Curriculum Design

Tools to improve individual lesson plans or build entire curricula from the ground up.

Reach out to schedule a free preliminary consultation

Devin.Farkas@gmail.com

My Design Process in Three Steps

First: Identify the learning goals that meet your mission

  • The ability to provide effective feedback to peers and implement feedback received from others requires understanding our, and our peers emotions, needs, perspectives and strengths.

  • Learning about our complex environment is most impactful when it is focused on our relationships the non-human neighbors in our own backyards.

  • Mental health coping skills, accessible ways to be physically active, tools to navigate the essential systems within our communities.

Then: Build Activities to maximize learning

  • Reflective activities to draw lessons from previous experiences

  • Opportunities to experiment with generalized reflections

  • In-the-moment sensory and emotional experienced while actively experimenting with generalized reflections on previous experiences

Finally: Apply Tools to assess learning and demonstrate value

  • A students own descriptive appraisal of their competency or understanding is a valuable measure of their learning. For social emotional learning goals, this may be our best form of assessing learning.

  • Some learning outcomes can be easily assessed when students demonstrate their proficiency at any point during a program. This is especially true for Life Skill learning goals.

  • Educators need to provide feedback to each student to validate or correct their self-assessments and demonstrated levels of proficiency.

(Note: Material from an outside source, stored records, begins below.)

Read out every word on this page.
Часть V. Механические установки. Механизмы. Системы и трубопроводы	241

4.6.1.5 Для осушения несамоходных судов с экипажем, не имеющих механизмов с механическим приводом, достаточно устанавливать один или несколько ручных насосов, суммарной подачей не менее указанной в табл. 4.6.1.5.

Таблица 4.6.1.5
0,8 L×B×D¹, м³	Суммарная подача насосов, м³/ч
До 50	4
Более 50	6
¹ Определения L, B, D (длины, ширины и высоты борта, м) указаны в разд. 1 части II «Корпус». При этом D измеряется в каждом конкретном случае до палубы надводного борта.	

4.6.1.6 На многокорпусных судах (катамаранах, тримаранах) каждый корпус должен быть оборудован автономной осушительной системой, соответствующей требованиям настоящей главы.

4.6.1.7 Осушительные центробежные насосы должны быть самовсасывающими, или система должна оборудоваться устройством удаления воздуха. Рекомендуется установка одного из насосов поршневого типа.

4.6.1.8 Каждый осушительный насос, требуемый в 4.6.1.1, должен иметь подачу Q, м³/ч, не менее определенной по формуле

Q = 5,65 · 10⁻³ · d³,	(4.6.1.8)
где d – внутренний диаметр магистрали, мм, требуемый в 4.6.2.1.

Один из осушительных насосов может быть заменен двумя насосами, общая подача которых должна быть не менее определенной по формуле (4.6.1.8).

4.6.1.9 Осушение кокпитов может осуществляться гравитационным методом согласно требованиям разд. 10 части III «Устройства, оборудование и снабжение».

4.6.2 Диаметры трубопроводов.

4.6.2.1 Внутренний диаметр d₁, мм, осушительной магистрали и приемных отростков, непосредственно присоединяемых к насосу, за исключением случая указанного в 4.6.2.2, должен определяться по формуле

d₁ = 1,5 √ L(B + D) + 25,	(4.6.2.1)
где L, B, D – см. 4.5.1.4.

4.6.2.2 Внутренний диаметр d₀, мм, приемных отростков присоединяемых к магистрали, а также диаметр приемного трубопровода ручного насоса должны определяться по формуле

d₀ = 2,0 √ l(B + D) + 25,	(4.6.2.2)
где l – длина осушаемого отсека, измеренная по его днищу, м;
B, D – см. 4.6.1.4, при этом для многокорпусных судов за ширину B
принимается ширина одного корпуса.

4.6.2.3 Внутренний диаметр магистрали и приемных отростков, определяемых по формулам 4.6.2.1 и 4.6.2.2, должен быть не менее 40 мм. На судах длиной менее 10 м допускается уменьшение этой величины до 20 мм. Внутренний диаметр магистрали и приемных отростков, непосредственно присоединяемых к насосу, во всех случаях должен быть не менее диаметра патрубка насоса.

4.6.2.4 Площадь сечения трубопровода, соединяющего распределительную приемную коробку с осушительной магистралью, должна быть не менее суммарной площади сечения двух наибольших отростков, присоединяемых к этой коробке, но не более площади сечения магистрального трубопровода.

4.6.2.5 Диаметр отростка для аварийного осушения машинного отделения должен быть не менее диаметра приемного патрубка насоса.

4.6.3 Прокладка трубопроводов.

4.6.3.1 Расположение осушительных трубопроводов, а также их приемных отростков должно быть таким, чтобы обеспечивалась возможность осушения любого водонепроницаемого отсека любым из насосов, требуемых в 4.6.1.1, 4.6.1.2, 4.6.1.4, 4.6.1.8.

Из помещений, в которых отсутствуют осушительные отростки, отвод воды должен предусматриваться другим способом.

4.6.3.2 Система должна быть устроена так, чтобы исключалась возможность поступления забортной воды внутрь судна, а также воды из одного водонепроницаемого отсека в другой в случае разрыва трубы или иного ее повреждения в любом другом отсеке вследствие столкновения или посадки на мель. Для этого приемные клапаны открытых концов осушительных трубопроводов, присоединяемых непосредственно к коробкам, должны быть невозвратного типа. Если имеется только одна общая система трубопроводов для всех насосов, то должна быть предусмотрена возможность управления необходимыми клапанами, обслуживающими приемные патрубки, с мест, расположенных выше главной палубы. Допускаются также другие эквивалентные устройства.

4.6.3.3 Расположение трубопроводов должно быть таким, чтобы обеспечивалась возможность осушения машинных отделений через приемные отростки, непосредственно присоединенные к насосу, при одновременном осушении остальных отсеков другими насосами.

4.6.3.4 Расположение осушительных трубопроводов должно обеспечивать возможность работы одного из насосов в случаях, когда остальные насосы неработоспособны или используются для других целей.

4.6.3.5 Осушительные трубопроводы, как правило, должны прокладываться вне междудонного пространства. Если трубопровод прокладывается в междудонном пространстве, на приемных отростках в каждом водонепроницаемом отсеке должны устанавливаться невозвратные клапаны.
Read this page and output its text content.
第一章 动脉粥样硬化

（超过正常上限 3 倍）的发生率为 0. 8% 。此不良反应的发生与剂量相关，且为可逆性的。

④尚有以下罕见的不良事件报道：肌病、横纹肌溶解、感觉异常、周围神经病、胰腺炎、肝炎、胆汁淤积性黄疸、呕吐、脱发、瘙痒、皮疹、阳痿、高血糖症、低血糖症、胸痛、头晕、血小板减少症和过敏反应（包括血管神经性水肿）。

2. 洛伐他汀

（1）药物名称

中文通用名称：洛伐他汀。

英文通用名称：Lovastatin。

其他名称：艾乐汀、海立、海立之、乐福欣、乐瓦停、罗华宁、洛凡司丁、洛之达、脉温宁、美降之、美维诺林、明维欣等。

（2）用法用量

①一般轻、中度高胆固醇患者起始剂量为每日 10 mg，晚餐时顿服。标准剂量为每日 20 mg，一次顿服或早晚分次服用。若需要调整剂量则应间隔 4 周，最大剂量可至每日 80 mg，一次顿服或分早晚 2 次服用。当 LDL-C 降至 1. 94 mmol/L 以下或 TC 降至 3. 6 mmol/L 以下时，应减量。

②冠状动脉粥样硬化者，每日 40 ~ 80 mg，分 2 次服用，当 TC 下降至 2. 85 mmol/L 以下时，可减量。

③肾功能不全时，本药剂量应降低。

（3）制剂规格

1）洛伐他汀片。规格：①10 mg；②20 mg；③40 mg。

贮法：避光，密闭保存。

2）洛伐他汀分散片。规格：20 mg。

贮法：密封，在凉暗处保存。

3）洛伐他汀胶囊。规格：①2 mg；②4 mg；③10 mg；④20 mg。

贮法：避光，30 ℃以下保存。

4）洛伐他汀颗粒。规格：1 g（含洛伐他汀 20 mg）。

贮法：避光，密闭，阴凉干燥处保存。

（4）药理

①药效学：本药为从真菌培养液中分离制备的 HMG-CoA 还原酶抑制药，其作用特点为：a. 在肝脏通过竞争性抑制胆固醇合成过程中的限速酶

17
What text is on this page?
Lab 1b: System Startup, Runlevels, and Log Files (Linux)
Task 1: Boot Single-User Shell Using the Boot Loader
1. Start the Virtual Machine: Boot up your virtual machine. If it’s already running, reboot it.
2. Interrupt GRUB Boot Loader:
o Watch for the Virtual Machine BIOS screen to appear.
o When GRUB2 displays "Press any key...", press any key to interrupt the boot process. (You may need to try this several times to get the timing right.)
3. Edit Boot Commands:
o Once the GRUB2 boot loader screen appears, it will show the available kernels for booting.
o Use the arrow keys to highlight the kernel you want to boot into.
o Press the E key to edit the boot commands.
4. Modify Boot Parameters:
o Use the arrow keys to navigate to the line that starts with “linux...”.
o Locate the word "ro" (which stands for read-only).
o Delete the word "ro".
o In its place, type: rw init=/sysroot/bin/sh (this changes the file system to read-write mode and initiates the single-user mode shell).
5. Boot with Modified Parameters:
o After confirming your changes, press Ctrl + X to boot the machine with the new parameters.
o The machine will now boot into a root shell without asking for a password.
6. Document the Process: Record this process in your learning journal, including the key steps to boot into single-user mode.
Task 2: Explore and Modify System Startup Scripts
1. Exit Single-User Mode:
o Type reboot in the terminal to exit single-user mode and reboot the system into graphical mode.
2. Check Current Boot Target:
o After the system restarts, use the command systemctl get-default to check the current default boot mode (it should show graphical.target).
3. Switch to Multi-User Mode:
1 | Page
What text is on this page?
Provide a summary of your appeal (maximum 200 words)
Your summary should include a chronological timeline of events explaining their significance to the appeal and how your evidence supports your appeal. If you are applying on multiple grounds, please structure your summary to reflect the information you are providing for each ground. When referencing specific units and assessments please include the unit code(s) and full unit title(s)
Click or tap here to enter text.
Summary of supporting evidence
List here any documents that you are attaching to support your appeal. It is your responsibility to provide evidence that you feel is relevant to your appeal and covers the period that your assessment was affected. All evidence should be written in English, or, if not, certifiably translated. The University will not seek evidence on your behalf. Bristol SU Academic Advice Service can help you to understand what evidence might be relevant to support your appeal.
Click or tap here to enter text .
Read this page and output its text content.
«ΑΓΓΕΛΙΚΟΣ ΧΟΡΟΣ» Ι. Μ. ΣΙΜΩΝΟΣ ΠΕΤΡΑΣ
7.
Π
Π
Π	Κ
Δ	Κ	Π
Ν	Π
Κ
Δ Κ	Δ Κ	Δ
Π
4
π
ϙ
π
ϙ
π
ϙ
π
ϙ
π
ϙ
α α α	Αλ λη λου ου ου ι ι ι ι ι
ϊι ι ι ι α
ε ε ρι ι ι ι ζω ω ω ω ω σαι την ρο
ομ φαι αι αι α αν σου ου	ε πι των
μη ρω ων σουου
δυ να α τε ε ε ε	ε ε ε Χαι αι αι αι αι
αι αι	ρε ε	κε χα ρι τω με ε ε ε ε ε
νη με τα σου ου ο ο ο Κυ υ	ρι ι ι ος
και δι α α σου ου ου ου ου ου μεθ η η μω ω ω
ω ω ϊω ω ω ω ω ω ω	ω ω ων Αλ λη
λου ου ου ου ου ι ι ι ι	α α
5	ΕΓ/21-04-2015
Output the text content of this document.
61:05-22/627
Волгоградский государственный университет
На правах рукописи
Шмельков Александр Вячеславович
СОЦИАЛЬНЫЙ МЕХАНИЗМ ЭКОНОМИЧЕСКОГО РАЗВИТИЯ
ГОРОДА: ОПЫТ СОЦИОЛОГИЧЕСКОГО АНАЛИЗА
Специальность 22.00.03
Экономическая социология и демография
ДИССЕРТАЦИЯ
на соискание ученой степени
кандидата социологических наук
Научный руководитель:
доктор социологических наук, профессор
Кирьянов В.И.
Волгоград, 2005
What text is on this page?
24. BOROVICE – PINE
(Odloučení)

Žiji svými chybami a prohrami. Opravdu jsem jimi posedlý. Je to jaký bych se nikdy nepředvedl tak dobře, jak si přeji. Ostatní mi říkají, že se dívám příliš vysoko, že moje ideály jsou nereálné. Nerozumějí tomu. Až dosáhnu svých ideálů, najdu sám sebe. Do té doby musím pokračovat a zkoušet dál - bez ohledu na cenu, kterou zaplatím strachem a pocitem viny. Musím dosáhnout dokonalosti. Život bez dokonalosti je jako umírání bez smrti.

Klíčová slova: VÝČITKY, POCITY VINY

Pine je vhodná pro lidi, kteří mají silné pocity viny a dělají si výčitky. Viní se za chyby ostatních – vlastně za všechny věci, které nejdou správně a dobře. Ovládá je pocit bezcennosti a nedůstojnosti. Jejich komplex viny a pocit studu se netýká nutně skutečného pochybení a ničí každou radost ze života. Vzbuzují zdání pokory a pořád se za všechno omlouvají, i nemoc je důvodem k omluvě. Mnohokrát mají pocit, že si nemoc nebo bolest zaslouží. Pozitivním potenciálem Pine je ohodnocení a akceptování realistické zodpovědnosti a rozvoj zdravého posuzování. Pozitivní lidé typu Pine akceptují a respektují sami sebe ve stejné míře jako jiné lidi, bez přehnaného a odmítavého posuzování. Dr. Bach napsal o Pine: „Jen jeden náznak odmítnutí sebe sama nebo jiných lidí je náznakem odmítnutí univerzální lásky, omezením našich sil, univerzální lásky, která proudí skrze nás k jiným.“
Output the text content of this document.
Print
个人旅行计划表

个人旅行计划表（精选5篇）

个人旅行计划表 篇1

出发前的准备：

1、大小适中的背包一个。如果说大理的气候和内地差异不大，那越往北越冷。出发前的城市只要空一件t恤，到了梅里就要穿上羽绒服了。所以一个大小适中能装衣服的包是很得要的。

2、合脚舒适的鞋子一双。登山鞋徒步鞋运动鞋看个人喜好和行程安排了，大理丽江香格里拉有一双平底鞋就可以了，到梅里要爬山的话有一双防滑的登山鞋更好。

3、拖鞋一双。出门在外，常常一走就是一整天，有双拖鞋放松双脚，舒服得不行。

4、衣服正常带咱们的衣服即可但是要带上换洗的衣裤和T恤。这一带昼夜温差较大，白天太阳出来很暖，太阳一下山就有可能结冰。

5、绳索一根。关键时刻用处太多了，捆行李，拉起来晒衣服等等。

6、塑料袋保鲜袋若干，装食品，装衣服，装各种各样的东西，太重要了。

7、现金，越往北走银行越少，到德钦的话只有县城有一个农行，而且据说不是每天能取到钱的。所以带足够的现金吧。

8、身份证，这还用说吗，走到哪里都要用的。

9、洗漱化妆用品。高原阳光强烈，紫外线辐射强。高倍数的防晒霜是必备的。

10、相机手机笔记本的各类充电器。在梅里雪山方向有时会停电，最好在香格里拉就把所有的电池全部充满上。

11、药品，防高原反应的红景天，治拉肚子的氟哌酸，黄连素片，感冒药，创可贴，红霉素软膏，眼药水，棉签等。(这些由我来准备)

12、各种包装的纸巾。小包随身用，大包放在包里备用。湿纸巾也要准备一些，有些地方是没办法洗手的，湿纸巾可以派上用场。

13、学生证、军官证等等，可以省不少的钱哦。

Examples of Courses I’ve built with THIs Framework

communicating the Impact of outdoor and Adventure Experiences through Writing and Public Speaking

  • Four Credit hour course at St. Lawrence University

  • Effectively communicating outdoor adventure experiences to a broad audience.

Outdoor Education through Community Based Learning

  • Four credit-hour course at St. Lawrence University

  • Developing experiential teaching skills through mentored opportunities in the community

Modern Outdoor Recreation Ethics

  • Two credit-hour field based course at St. Lawrence University

  • Critically analyzing outdoor adventure by examining a shared experience through various ethic lenses

Social Justice in Outdoor Education

  • Two-hour modules that can be stand-alone or combined into a three-credit-hour course.

  • Designing and implementing outdoor education programs to increase access to a diverse community

Outdoor Leadership

  • Two-hour modules that can be stand-alone or combined into courses of various lengths: a Four-credit course at St. Lawrence University, a 90-hour co-curricular course at Bowdoin College, and a 90-hour co-curricular course at the University of Vermont

  • Backcountry living and travel skills, leadership and communication skills, critical thinking and decision making, mental health first aid and conflict mediation.

Outdoor Leader Instructor Development

  • 90-hr mentorship opportunity, building skills while teaching an outdoor leadership course

  • Lesson planning, experiential education, assessment, and feedback.